The most famous modern Greek writer is probably Nikos Kazantzakis (1883-1957). He came of age during the long, bloody divorce between Turks and Greeks. It seems to have given him a negative view of Türkiye, as evidenced by his autobiographical writing as well as his never having visited the country on his extensive world travels. This, despite the fact that the outcome of the Turkish-Greek conflict for his homeland of Crete was for that island to be united with Greece and thus remain forever open to him. His contemporary, George Seferis (1900-1971), was born in Izmir, yet due to another chapter in the conflict was forced in 1922 to leave his native city, which was it was forever lost to him as a home. It might therefore be surmised that Seferis would take an even more negative view of the Turks than Kazantzakis. This does not, however, appear to have been the case.

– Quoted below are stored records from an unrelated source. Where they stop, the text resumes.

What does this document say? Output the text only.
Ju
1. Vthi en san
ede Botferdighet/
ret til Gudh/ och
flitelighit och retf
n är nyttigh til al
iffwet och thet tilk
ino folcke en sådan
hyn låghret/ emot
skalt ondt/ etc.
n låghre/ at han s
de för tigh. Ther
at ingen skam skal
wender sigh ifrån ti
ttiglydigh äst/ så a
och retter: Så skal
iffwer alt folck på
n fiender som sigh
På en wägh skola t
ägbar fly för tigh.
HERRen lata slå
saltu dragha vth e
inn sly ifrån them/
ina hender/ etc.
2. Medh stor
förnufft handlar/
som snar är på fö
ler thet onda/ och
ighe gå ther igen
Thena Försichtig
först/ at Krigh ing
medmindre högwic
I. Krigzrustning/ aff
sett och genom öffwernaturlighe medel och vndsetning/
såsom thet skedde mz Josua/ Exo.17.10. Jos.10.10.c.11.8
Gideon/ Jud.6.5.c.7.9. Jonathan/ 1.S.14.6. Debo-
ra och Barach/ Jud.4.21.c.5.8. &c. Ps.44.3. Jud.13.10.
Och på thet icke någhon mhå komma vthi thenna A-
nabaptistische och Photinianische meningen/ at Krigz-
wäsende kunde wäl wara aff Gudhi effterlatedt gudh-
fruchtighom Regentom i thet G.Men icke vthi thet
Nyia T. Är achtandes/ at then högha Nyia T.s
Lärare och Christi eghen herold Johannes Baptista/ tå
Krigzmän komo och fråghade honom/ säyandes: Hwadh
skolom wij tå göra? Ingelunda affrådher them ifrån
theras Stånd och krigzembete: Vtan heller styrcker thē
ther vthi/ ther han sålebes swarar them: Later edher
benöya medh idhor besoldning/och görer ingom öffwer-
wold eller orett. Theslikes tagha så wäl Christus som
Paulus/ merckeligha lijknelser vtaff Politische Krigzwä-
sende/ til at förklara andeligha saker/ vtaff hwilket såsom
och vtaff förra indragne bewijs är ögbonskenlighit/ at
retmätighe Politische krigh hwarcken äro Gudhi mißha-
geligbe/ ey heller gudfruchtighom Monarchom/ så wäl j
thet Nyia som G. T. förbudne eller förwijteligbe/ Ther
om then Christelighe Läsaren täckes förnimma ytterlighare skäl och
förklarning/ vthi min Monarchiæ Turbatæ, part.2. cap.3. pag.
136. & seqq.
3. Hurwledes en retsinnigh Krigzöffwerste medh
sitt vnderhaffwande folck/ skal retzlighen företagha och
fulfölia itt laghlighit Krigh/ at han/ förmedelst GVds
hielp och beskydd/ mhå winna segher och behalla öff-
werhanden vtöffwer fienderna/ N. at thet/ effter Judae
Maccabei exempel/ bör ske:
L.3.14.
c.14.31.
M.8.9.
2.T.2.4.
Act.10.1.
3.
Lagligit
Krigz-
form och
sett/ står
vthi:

Seferis did return to Türkiye as a diplomat for the Greek state in 1948-50 and traveled within the country during this time. One trip, in 1950, took him eastwards from Ankara into Cappadocia. His subsequent account of this journey, the book "Three Days in the Monasteries of Cappadocia," is particularly focused on the region’s Byzantine rock-hewn churches and concerns about Greek art. However, it also reveals a man with no nationalistic rancour towards the Turks, who instead appears to have enjoyed their company. Seferis states in this book that the Turks he met across the country “touched me with their kind hearts and their honesty.”